How Far Will You Follow?
It's easy to be critical of the disciples who ran away when Jesus was arrested. But would we show up to church if we knew there was a credible threat of violence against Christians? How far does our commitment really go?

The truth is, we often don't know what we're made of until the pressure is on. Pain, suffering, and danger have an incredible way of testing what we truly believe.
That's why it's crucial to ask ourselves now: Why do I follow Jesus? What are my expectations? Am I following the real Jesus who calls me to take up my cross, or am I following a comfortable version I've created in my own image?

Made for More
When life is all about us, it's far too small. Jesus offers a greater vision and a greater purpose than any of us can imagine on our own.

We weren't made to tend graves of past mistakes and old shame. We were called by name, raised to new life, made for something more. A fountain of grace is running our way. Why would we settle for anything less?
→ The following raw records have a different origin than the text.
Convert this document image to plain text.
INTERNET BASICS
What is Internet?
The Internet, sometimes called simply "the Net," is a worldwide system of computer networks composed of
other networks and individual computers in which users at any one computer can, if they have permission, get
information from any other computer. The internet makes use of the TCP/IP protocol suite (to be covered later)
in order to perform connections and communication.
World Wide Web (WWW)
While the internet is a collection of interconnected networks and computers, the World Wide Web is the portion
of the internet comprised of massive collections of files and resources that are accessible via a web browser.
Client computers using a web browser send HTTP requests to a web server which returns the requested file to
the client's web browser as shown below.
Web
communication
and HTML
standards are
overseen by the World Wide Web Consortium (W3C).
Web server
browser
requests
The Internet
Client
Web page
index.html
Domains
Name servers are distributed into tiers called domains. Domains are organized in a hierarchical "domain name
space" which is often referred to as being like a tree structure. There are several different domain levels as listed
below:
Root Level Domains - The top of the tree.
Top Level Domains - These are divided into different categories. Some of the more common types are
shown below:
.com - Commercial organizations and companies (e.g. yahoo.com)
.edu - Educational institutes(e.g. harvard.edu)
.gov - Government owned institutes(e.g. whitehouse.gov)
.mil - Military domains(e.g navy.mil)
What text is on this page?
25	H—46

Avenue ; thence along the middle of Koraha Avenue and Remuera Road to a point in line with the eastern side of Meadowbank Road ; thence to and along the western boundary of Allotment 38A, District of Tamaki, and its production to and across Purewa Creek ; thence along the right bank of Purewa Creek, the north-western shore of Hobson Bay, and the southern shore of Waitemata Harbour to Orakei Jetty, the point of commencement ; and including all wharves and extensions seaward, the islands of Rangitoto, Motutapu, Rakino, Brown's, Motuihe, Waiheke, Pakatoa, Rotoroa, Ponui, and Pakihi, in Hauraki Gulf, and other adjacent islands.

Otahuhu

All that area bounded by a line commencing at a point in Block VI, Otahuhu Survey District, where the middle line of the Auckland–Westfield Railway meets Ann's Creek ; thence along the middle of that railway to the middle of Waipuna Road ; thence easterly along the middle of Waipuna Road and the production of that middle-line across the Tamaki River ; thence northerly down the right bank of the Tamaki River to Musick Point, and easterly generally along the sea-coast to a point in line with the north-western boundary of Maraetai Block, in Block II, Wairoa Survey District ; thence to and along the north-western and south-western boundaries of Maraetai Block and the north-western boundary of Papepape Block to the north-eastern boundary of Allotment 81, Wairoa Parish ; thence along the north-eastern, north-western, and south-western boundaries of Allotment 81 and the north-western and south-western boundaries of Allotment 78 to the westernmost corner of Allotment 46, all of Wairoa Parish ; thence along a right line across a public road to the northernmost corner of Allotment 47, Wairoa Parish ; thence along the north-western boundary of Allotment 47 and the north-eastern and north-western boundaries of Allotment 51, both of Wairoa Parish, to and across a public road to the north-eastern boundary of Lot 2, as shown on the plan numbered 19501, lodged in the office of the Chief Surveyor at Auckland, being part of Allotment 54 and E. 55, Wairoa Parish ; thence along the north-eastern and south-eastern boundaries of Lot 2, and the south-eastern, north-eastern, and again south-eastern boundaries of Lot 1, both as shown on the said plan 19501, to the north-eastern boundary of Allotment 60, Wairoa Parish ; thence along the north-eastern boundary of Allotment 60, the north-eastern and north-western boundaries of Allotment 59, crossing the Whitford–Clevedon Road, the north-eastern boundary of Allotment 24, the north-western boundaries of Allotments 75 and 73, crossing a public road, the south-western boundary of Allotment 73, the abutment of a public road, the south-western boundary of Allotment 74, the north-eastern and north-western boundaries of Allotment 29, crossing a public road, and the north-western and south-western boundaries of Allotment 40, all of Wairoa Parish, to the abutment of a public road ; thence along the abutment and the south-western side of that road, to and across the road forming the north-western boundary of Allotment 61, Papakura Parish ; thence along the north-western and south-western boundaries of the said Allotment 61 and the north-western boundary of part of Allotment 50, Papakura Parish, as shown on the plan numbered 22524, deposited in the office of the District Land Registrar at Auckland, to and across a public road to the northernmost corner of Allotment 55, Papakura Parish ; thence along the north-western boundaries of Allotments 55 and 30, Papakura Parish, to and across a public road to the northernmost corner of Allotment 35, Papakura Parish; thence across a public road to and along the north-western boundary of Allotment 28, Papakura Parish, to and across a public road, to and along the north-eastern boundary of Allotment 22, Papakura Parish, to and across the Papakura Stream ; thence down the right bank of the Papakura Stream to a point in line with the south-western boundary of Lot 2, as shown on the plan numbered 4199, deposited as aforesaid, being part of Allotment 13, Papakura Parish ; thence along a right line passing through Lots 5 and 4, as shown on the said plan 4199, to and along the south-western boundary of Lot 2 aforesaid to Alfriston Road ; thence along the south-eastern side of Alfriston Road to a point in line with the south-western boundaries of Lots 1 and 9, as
Following Jesus means walking into a life that's bigger than our own comfort, our own plans, our own understanding. It means trusting that the one who conquered death itself can be trusted with our lives—all of them, the painful parts and the joyful parts, the parts that make sense and the parts that don't.

The crowd on Palm Sunday got it wrong at first. But eventually, they got it right. They discovered that following Jesus wasn't about what he could do for their temporary comfort, but about who he is and what he offers for eternity.

The question remains for each of us: How far will we follow?